Pollution Control Board lodges FIR against biomedical waste dealer

  • 03/09/2010

  • Statesman (Kolkata)

KOLKATA, 2 SEPT: The state pollution control board has lodged an FIR against a person who operated an illegal biomedical waste dump yard in Chowbaga, South 24 Parganas and used to sell the waste from several big and reputed private hospitals and nursing homes of the city as plastic scrap to another trader. The West Bengal Pollution Control Board (WBPCB) is currently running an internal audit against the private hospitals and nursing homes whose biomedical waste was allegedly being dumped there. Mr Shyamal Adhikari, senior environment engineer (waste management cell) of the WBPCB, said that on their way to Bantala, near Koraidanga, they spotted more than 200 bags carrying medical waste dumped on a plot of land. With the help of locals, Mr Basudev Bhowmick, who had been operating the illegal dump yard, was called for cross-examination. The FIR was lodged at the Tiljala police station against him. He had obtained one bigha land at Chowbaga near Basanti Road from a local resident, Mr Benu, against a rent of Rs 700 per month. He was receiving biomedical waste from different persons whose names he declined to disclose. The waste was being received in sacks and bags carried by van rickshaw and local women were employed to retrieve syringes and other recyclable plastic items.

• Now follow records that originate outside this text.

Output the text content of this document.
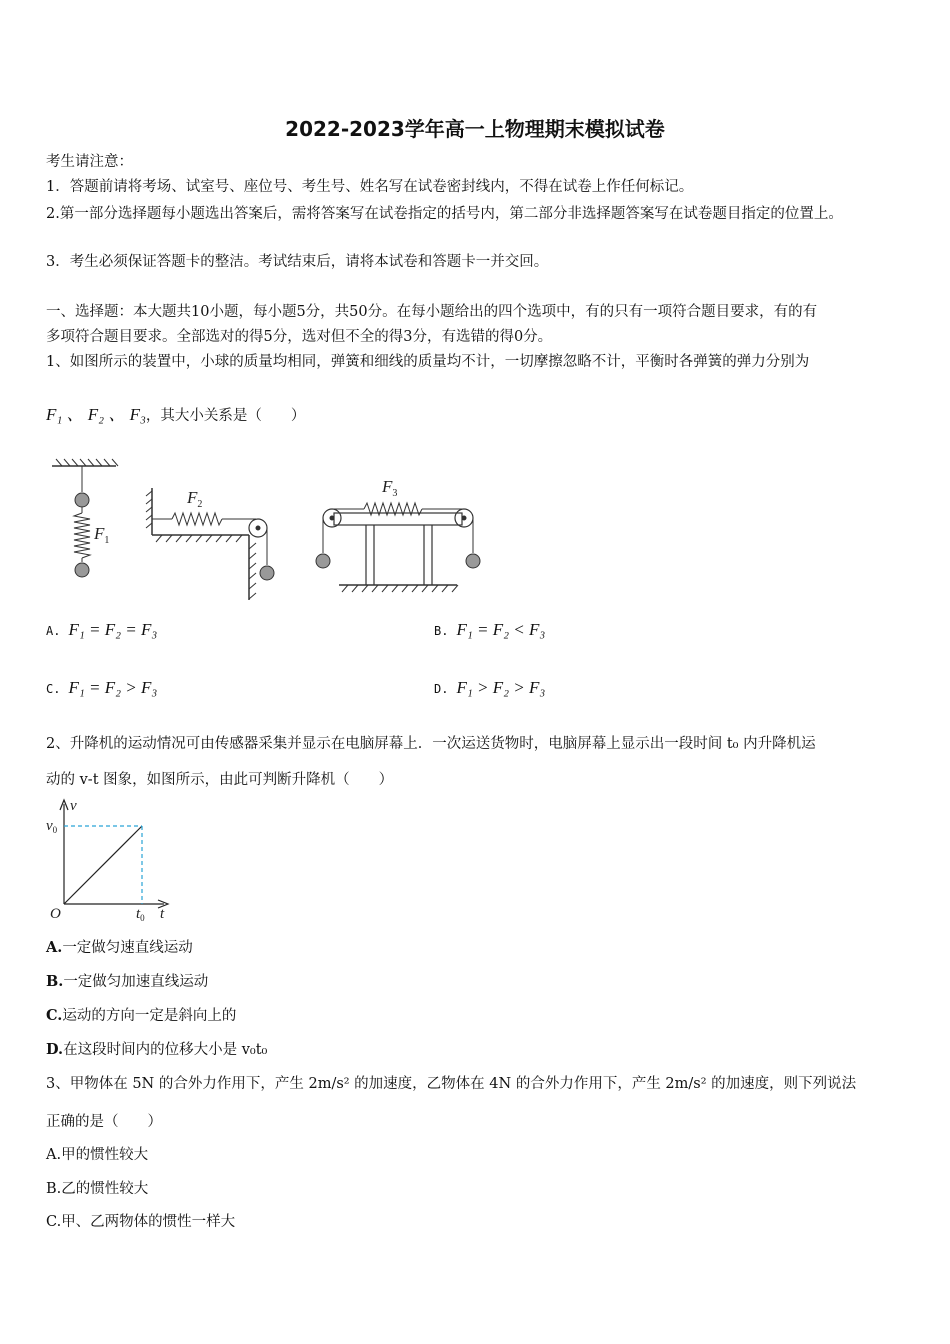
2022-2023学年高一上物理期末模拟试卷
考生请注意：
1．答题前请将考场、试室号、座位号、考生号、姓名写在试卷密封线内，不得在试卷上作任何标记。
2.第一部分选择题每小题选出答案后，需将答案写在试卷指定的括号内，第二部分非选择题答案写在试卷题目指定的位置上。
3．考生必须保证答题卡的整洁。考试结束后，请将本试卷和答题卡一并交回。
一、选择题：本大题共10小题，每小题5分，共50分。在每小题给出的四个选项中，有的只有一项符合题目要求，有的有
多项符合题目要求。全部选对的得5分，选对但不全的得3分，有选错的得0分。
1、如图所示的装置中，小球的质量均相同，弹簧和细线的质量均不计，一切摩擦忽略不计，平衡时各弹簧的弹力分别为
F₁ 、 F₂ 、 F₃，其大小关系是（　　）
$F_1$
$F_2$
$F_3$
A. F₁ = F₂ = F₃	B. F₁ = F₂ < F₃
C. F₁ = F₂ > F₃	D. F₁ > F₂ > F₃
2、升降机的运动情况可由传感器采集并显示在电脑屏幕上．一次运送货物时，电脑屏幕上显示出一段时间 t₀ 内升降机运
动的 v-t 图象，如图所示，由此可判断升降机（　　）
v
t
O
$v_0$
$t_0$
A.一定做匀速直线运动
B.一定做匀加速直线运动
C.运动的方向一定是斜向上的
D.在这段时间内的位移大小是 v₀t₀
3、甲物体在 5N 的合外力作用下，产生 2m/s² 的加速度，乙物体在 4N 的合外力作用下，产生 2m/s² 的加速度，则下列说法
正确的是（　　）
A.甲的惯性较大
B.乙的惯性较大
C.甲、乙两物体的惯性一样大
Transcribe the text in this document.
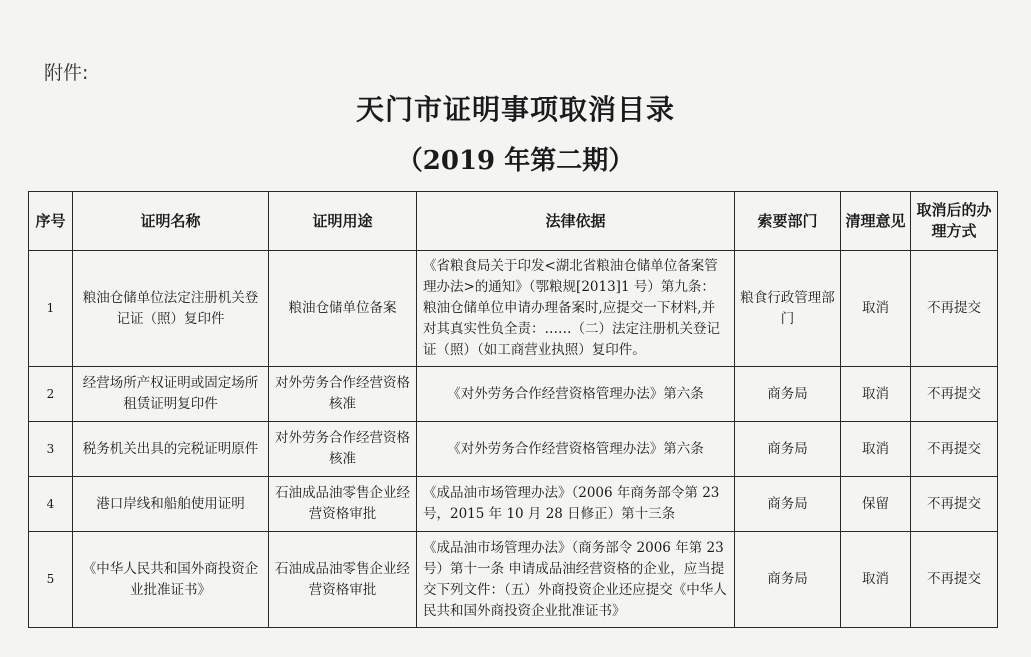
附件:
天门市证明事项取消目录
（2019 年第二期）
序号	证明名称	证明用途	法律依据	索要部门	清理意见	取消后的办理方式
1	粮油仓储单位法定注册机关登记证（照）复印件	粮油仓储单位备案	《省粮食局关于印发<湖北省粮油仓储单位备案管理办法>的通知》（鄂粮规[2013]1 号）第九条：粮油仓储单位申请办理备案时,应提交一下材料,并对其真实性负全责：……（二）法定注册机关登记证（照）（如工商营业执照）复印件。	粮食行政管理部门	取消	不再提交
2	经营场所产权证明或固定场所租赁证明复印件	对外劳务合作经营资格核准	《对外劳务合作经营资格管理办法》第六条	商务局	取消	不再提交
3	税务机关出具的完税证明原件	对外劳务合作经营资格核准	《对外劳务合作经营资格管理办法》第六条	商务局	取消	不再提交
4	港口岸线和船舶使用证明	石油成品油零售企业经营资格审批	《成品油市场管理办法》（2006 年商务部令第 23 号，2015 年 10 月 28 日修正）第十三条	商务局	保留	不再提交
5	《中华人民共和国外商投资企业批准证书》	石油成品油零售企业经营资格审批	《成品油市场管理办法》（商务部令 2006 年第 23 号）第十一条 申请成品油经营资格的企业，应当提交下列文件：（五）外商投资企业还应提交《中华人民共和国外商投资企业批准证书》	商务局	取消	不再提交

The bags were yellow (human anatomical waste), blue (waste such as syringes and gloves), pink and black in colour. The bags carried logo of SembRamky Environmental Management Pvt, the common biomedical waste treatment facility. The syringes were being sold at Rs 40 per kilogram to a person named Mr Paritosh, a resident of Chowbaga, who sells these plastic materials to other traders. Mr Basudev Bhowmick also said that bio-medical waste is sent to Mathpukur area for sorting, sometimes in covered trucks bearing the name of Kolkata Municipal Corporation between 6 am to 10 am, the FIR at Tiljala mentions. In violation of the Biomedical Waste (Management & Handling) Rules, 1998, waste are also accumulated and sorted near the eastern side of the EM Bypass, near Kasba Golpark, Chowbagha area, and in the slums on the western and northern side of EM bypass near Kadapara. While SembRamky officials denied of dumping biomedical waste there, Mr Biswajit Mukherjee, chief law officer of WBPCB, said that the internal audit would see how bags carrying SembRamky logo were dumped there. The audit would also find the number of colour-code bags SembRamky gives to the hospitals to segregate waste.